May. 31st, 2010

rabid1st: (Default)
Let me tell you why!

Unlike many other conditions, Fibromyalgia is a deceptive disorder. Usually, you feel crappy, but it can leave you, within a few hours of waking, feeling relatively normal. You ache a bit, sure, but doesn't everyone? The problem is that on these relatively normal days, no matter how good your resolve, you tend to do too much. I think I can do something ordinary...which I obviously cannot do...and that leads to trouble. My body and mind are not quite in agreement about just where the line that they shouldn't be crossing is drawn.

A week ago, for example, I had an appointment that was 35 minutes away from my home. I took someone with me as I know from long experience that I would not be able to drive back from the appt, due to pain, stiffness and exhaustion. But, on the WAY to the appointment, I am usually okay. This time, however, my body decided that my doctor was correct and I could only drive 15 minutes. This left me about 20 minutes left to drive when it started cramping up on me. I should have used my mind at this point...and pulled over, but I ignored my body's increasingly painful protests and kept driving. The result was that I spent the next 36 hours or so moving like a woman twice my age, shuffling along as I walked, constantly switching positions to find scant comfort and meeping in faint protest every minute or two. Also, on the very next day, when asked by a doctor why I was moving so slowly...I helpfully answered, "I hurt" instead of fully explaining.
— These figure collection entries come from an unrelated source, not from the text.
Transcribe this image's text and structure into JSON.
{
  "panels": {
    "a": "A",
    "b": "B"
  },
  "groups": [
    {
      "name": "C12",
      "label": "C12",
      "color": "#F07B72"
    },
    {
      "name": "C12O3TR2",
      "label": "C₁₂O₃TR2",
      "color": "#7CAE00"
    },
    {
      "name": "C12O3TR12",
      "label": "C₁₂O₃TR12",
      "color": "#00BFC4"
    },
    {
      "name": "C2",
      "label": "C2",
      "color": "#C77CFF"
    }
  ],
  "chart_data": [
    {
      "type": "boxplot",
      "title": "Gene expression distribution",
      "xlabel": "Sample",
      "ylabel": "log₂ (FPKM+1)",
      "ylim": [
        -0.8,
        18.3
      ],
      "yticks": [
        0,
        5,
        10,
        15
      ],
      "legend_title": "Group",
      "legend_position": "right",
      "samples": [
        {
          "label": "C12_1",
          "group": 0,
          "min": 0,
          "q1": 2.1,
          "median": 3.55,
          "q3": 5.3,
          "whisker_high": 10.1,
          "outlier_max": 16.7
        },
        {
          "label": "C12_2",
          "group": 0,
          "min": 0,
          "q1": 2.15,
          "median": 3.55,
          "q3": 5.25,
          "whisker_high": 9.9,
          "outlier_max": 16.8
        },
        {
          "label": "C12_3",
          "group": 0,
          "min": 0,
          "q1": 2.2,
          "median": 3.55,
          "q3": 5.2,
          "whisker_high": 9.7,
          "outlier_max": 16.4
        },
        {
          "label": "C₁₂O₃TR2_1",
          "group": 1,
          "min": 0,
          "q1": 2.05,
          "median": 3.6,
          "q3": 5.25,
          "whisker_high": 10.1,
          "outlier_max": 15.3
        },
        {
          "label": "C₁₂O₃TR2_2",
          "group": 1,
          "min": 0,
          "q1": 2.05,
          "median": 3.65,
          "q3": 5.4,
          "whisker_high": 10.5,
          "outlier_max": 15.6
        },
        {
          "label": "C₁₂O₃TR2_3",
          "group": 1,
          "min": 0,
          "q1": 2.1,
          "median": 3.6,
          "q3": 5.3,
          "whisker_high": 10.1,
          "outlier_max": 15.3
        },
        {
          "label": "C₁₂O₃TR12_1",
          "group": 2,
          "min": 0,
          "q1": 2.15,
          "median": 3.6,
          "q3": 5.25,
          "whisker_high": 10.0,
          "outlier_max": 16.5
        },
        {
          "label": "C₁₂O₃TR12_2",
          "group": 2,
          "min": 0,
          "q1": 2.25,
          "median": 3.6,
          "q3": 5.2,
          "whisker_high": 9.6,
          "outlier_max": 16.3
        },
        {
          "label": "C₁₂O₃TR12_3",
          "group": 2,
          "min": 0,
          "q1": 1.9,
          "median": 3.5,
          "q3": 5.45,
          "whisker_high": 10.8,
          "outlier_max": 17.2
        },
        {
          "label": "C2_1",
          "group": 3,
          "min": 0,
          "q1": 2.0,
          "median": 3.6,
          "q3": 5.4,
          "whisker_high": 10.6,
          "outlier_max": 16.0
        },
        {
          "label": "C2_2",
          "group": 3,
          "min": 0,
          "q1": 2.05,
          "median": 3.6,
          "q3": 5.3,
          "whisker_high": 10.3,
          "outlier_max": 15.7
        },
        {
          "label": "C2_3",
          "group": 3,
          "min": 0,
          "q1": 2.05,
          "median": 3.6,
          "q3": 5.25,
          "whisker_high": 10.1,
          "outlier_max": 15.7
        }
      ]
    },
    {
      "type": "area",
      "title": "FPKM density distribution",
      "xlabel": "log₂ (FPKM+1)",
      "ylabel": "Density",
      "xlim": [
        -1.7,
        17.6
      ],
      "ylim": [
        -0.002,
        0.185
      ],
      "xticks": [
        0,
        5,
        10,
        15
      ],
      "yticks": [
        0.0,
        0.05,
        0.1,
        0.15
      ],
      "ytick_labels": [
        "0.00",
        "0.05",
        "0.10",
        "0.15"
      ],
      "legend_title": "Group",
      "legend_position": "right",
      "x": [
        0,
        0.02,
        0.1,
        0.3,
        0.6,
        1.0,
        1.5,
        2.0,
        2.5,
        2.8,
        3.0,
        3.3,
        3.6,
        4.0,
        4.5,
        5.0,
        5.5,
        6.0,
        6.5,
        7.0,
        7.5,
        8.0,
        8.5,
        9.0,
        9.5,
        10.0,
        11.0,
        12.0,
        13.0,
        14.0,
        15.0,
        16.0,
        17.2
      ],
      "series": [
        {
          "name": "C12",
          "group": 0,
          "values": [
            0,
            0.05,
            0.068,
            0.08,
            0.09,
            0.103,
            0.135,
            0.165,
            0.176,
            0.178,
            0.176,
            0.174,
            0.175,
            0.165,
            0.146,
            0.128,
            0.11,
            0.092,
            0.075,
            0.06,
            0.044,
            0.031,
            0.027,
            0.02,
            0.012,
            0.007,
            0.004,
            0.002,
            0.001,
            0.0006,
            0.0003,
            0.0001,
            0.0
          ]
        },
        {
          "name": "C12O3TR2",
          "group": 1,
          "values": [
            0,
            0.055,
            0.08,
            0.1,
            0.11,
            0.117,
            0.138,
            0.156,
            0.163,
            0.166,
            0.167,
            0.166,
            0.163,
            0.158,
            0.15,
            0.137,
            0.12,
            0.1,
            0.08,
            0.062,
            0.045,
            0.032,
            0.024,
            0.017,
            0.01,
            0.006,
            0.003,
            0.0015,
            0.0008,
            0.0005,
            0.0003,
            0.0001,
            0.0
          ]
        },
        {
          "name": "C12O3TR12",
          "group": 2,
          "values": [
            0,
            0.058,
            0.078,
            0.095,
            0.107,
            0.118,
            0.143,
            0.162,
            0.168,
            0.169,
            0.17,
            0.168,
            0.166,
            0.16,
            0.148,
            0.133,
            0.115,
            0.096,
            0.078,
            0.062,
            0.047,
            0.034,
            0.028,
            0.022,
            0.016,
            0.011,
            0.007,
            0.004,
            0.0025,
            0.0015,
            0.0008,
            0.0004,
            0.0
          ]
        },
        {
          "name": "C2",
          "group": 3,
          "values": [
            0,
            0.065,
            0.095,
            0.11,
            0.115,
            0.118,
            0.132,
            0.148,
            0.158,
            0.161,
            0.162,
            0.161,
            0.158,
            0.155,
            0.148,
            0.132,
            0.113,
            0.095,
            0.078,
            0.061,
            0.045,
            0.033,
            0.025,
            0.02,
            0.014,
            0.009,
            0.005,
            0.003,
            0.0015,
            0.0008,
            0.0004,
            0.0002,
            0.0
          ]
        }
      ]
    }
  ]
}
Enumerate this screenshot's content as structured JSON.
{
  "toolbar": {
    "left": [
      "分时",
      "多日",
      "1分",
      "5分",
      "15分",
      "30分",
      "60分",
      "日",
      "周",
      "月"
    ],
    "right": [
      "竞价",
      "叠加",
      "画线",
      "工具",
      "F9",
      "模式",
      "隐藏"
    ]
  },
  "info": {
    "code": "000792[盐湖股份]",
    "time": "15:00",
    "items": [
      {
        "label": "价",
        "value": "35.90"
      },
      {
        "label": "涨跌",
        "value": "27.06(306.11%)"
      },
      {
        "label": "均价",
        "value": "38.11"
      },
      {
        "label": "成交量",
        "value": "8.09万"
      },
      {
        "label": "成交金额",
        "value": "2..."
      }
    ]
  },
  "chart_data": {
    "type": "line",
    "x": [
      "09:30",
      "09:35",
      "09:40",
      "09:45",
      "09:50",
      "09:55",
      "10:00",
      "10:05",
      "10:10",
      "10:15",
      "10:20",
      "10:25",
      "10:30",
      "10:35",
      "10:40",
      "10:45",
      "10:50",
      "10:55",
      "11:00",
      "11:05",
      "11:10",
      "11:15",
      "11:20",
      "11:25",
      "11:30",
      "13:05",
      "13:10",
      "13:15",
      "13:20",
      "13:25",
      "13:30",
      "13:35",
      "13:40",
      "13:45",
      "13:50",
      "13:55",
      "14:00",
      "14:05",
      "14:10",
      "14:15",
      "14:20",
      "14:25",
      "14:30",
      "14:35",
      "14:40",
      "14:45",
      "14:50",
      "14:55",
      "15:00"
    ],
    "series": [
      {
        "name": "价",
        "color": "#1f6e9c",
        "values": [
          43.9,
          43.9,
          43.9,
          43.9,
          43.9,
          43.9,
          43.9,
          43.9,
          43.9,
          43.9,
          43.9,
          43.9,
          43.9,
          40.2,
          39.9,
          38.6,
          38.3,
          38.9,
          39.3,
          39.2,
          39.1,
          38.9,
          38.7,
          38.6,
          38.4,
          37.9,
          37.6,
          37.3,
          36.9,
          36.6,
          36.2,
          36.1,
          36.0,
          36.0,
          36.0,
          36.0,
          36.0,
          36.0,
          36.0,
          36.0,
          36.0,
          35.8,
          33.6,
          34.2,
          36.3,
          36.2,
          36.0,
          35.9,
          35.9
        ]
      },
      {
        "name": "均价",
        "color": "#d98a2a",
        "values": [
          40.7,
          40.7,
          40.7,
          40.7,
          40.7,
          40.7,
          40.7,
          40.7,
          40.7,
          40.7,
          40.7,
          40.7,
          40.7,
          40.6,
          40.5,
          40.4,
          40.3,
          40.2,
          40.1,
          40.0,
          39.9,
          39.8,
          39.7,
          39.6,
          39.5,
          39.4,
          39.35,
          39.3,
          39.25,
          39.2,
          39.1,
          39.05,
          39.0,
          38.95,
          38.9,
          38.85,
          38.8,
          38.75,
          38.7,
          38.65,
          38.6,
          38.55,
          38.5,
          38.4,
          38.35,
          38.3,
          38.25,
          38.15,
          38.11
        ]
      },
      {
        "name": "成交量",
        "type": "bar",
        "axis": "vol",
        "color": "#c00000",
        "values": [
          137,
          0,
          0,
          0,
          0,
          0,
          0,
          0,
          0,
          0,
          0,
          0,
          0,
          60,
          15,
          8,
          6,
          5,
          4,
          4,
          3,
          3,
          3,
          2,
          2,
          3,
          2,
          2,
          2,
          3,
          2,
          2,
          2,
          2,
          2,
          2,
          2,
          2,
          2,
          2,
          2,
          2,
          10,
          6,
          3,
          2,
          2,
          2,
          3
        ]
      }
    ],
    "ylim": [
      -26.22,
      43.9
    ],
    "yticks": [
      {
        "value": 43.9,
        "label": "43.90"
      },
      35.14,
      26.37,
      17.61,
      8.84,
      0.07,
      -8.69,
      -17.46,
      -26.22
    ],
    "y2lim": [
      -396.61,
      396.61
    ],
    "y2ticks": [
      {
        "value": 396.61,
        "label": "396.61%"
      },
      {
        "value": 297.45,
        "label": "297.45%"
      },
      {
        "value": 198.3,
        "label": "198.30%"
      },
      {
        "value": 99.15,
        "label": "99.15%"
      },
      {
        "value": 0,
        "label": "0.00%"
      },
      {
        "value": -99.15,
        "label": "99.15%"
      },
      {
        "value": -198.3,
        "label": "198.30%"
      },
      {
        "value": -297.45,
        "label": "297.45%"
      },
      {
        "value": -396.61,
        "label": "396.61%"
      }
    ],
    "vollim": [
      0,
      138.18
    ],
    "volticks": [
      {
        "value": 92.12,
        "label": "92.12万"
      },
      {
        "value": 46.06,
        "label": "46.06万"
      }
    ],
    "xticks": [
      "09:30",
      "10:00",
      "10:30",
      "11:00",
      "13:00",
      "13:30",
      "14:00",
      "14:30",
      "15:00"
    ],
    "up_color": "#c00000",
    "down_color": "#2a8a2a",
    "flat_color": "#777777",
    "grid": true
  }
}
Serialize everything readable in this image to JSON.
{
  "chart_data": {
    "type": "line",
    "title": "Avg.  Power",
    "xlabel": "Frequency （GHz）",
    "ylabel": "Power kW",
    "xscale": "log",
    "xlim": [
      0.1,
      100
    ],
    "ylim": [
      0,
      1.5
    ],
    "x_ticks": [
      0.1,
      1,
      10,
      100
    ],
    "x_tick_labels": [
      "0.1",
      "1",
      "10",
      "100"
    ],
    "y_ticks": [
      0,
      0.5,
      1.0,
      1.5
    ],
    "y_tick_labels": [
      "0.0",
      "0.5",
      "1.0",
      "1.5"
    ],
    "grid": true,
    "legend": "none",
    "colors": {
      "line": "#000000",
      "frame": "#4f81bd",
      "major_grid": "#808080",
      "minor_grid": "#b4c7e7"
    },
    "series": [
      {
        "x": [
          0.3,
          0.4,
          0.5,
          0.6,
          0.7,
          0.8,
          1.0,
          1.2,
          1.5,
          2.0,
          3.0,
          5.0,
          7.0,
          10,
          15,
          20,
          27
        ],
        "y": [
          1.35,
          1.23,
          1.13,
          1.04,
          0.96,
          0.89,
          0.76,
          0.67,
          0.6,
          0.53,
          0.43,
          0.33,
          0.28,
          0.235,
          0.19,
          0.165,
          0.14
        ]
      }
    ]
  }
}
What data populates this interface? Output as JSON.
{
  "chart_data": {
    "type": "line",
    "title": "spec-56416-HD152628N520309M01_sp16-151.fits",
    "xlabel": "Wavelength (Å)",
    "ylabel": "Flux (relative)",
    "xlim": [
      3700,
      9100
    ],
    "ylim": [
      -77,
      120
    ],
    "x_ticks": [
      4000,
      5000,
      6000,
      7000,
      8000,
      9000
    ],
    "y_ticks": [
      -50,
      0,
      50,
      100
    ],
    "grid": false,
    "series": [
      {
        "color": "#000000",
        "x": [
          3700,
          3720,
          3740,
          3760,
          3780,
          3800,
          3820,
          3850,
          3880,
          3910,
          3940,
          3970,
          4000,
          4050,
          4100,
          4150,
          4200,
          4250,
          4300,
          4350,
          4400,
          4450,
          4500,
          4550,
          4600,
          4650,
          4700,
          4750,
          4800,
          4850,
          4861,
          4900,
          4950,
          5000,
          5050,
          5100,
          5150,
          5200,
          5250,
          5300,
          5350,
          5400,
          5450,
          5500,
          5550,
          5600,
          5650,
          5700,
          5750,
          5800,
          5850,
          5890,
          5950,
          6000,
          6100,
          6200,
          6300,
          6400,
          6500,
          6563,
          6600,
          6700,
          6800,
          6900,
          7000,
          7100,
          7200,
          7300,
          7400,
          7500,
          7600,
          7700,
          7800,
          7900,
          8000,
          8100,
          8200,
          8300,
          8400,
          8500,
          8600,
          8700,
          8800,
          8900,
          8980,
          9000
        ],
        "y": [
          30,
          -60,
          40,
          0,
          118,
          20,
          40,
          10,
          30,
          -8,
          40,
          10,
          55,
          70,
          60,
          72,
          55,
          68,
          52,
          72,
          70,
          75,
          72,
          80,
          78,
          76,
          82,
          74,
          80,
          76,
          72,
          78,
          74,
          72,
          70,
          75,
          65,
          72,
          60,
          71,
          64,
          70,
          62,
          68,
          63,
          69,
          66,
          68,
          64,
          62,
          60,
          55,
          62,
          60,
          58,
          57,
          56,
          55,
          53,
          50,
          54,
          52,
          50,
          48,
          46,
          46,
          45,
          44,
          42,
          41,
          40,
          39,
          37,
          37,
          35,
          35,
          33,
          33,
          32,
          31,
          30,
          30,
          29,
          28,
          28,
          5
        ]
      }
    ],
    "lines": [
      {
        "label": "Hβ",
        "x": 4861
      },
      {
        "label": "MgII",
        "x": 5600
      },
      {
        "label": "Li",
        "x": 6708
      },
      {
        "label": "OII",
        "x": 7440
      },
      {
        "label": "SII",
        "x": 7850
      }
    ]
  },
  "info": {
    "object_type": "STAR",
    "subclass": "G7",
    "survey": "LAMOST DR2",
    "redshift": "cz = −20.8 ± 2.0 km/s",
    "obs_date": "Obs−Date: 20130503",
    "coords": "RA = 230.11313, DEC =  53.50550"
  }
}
Full explanations were a little beyond me at the time, due to my mind now agreeing with my body that I had fibromyalgia.

But my mind was still getting me in trouble, as it decided I could make a music video from my sick bed, reasoning that my left arm and hand were not totally crippled. This further attempt to pretend that I was not chronically ill has led to me being pretty much useless for the last four days...with no end in sight. I tried to visit my sister with painful results. So painful and exhausting in fact that we had to cancel our Memorial Day outing to the park. So, here I sit...in need of a shower but not feeling up to lathering myself. I should at least turn on a light...but I would have to get up for that.